Kontroversi Pemulangan WNI Anggota ISIS: Banyak Opsi, Semuanya Berisiko
Posisi konstitusi Indonesia itu pun sejalan dengan sejumlah perjanjian dan perangkat hukum internasional yang juga menjamin hak kewarganegaraan, seperti pasal 15 Deklarasi Universal Hak-Hak Asasi Manusia yang menegaskan bahwa setiap orang mempunyai hak atas kewarganegaraan.
Selanjutnya, menentukan arah kebijakan yang tepat untuk memutuskan apakah WNI simpatisan ISIS harus diterima kepulangannya atau tidak bukanlah pilihan yang mudah bagi pemerintah Indonesia.
Direktur Perlindungan WNI dan Badan Hukum Indonesia Kementerian Luar Negeri RI, Judha Nugraha, menyebutkan tiga aspek utama yang menjadi pertimbangan pemerintah dalam menentukan arah kebijakan terkait wacana pemulangan WNI simpatisan ISIS, salah satunya adalah aspek kemanusiaan.
Menurut Judha, dari aspek kemanusiaan, pemulangan para WNI simpatisan ISIS dinilai perlu dilakukan atas asas kemanusiaan. Namun, dia menambahkan bahwa pemerintah tentu perlu mempertimbangkan aspek keamanan.
Pemulangan para WNI simpatisan ISIS dikhawatirkan bisa mendatangkan ancaman keamanan. Para WNI yang pernah terlibat sebagai kombatan mungkin telah menguasai kemampuan dan keterampilan yang suatu saat dapat digunakan untuk aksi teror di dalam negeri.
Selain itu, potensi penyebaran ideologi radikal yang dianut oleh para simpatisan ISIS merupakan suatu sumber kekhawatiran lainnya.
"Kita pasti pertimbangkan sisi kemanusiaan, apalagi yang menyangkut perempuan dan anak-anak, tetapi memulangkan (para WNI simaptisan ISIS) itu tentu punya dampak keamanan," ujar Judha.
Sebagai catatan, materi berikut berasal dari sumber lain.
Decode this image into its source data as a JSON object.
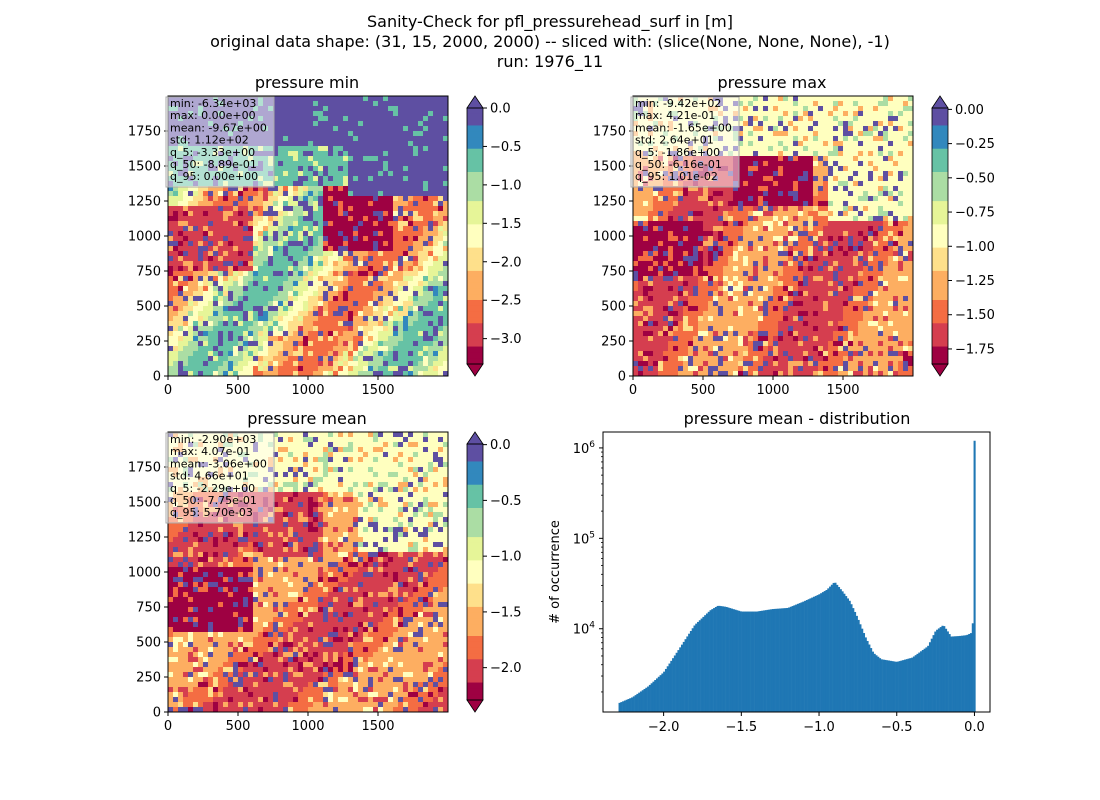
{
  "figure": {
    "title_lines": [
      "Sanity-Check for pfl_pressurehead_surf in [m]",
      "original data shape: (31, 15, 2000, 2000) -- sliced with: (slice(None, None, None), -1)",
      "run: 1976_11"
    ]
  },
  "colors": {
    "spectral": [
      "#9e0142",
      "#d53e4f",
      "#f46d43",
      "#fdae61",
      "#fee08b",
      "#ffffbf",
      "#e6f598",
      "#abdda4",
      "#66c2a5",
      "#3288bd",
      "#5e4fa2"
    ],
    "hist_bar": "#1f77b4"
  },
  "chart_data": [
    {
      "type": "heatmap",
      "title": "pressure min",
      "colormap": "Spectral",
      "x_ticks": [
        0,
        500,
        1000,
        1500
      ],
      "y_ticks": [
        0,
        250,
        500,
        750,
        1000,
        1250,
        1500,
        1750
      ],
      "xlim": [
        0,
        2000
      ],
      "ylim": [
        0,
        2000
      ],
      "colorbar": {
        "vmin": -3.33,
        "vmax": 0.0,
        "ticks": [
          "0.0",
          "−0.5",
          "−1.0",
          "−1.5",
          "−2.0",
          "−2.5",
          "−3.0"
        ],
        "tick_values": [
          0.0,
          -0.5,
          -1.0,
          -1.5,
          -2.0,
          -2.5,
          -3.0
        ],
        "extend": "both"
      },
      "stats": [
        "min: -6.34e+03",
        "max: 0.00e+00",
        "mean: -9.67e+00",
        "std: 1.12e+02",
        "q_5: -3.33e+00",
        "q_50: -8.89e-01",
        "q_95: 0.00e+00"
      ]
    },
    {
      "type": "heatmap",
      "title": "pressure max",
      "colormap": "Spectral",
      "x_ticks": [
        0,
        500,
        1000,
        1500
      ],
      "y_ticks": [
        0,
        250,
        500,
        750,
        1000,
        1250,
        1500,
        1750
      ],
      "xlim": [
        0,
        2000
      ],
      "ylim": [
        0,
        2000
      ],
      "colorbar": {
        "vmin": -1.86,
        "vmax": 0.0101,
        "ticks": [
          "0.00",
          "−0.25",
          "−0.50",
          "−0.75",
          "−1.00",
          "−1.25",
          "−1.50",
          "−1.75"
        ],
        "tick_values": [
          0.0,
          -0.25,
          -0.5,
          -0.75,
          -1.0,
          -1.25,
          -1.5,
          -1.75
        ],
        "extend": "both"
      },
      "stats": [
        "min: -9.42e+02",
        "max: 4.21e-01",
        "mean: -1.65e+00",
        "std: 2.64e+01",
        "q_5: -1.86e+00",
        "q_50: -6.16e-01",
        "q_95: 1.01e-02"
      ]
    },
    {
      "type": "heatmap",
      "title": "pressure mean",
      "colormap": "Spectral",
      "x_ticks": [
        0,
        500,
        1000,
        1500
      ],
      "y_ticks": [
        0,
        250,
        500,
        750,
        1000,
        1250,
        1500,
        1750
      ],
      "xlim": [
        0,
        2000
      ],
      "ylim": [
        0,
        2000
      ],
      "colorbar": {
        "vmin": -2.29,
        "vmax": 0.0057,
        "ticks": [
          "0.0",
          "−0.5",
          "−1.0",
          "−1.5",
          "−2.0"
        ],
        "tick_values": [
          0.0,
          -0.5,
          -1.0,
          -1.5,
          -2.0
        ],
        "extend": "both"
      },
      "stats": [
        "min: -2.90e+03",
        "max: 4.07e-01",
        "mean: -3.06e+00",
        "std: 4.66e+01",
        "q_5: -2.29e+00",
        "q_50: -7.75e-01",
        "q_95: 5.70e-03"
      ]
    },
    {
      "type": "bar",
      "title": "pressure mean - distribution",
      "ylabel": "# of occurrence",
      "xlabel": "",
      "y_scale": "log",
      "xlim": [
        -2.39,
        0.1
      ],
      "ylim": [
        1200,
        1500000
      ],
      "x_ticks": [
        "−2.0",
        "−1.5",
        "−1.0",
        "−0.5",
        "0.0"
      ],
      "x_tick_values": [
        -2.0,
        -1.5,
        -1.0,
        -0.5,
        0.0
      ],
      "y_ticks": [
        "10^4",
        "10^5",
        "10^6"
      ],
      "y_tick_values": [
        10000,
        100000,
        1000000
      ],
      "bin_range": [
        -2.29,
        0.0057
      ],
      "bin_count": 200,
      "profile_x": [
        -2.29,
        -2.2,
        -2.1,
        -2.0,
        -1.9,
        -1.8,
        -1.7,
        -1.65,
        -1.6,
        -1.5,
        -1.4,
        -1.3,
        -1.2,
        -1.1,
        -1.0,
        -0.95,
        -0.9,
        -0.85,
        -0.8,
        -0.75,
        -0.7,
        -0.65,
        -0.6,
        -0.5,
        -0.4,
        -0.3,
        -0.25,
        -0.2,
        -0.15,
        -0.1,
        -0.05,
        -0.02,
        -0.01,
        0.0
      ],
      "profile_y": [
        1500,
        1750,
        2300,
        3300,
        6000,
        11000,
        16000,
        18000,
        17500,
        15500,
        15500,
        16500,
        17000,
        20000,
        24000,
        27000,
        33000,
        26000,
        20000,
        13000,
        8000,
        5400,
        4600,
        4300,
        4800,
        6400,
        9500,
        11000,
        8200,
        8300,
        8500,
        9000,
        12000,
        1200000
      ]
    }
  ]
}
Selanjutnya, dia mengatakan bahwa pemerintah RI juga perlu mempertimbangkan aspek penegakan hukum, terutama untuk memenuhi rasa keadilan masyarakat. "Terkait masalah penegakan hukum, rasa keadilan masyarakat perlu dipenuhi. Para WNI yang ke sana untuk menjadi kombatan ISIS itu kan menyalahi undang-undang kita maka penegakan hukum harus dilakukan," ucap Judha.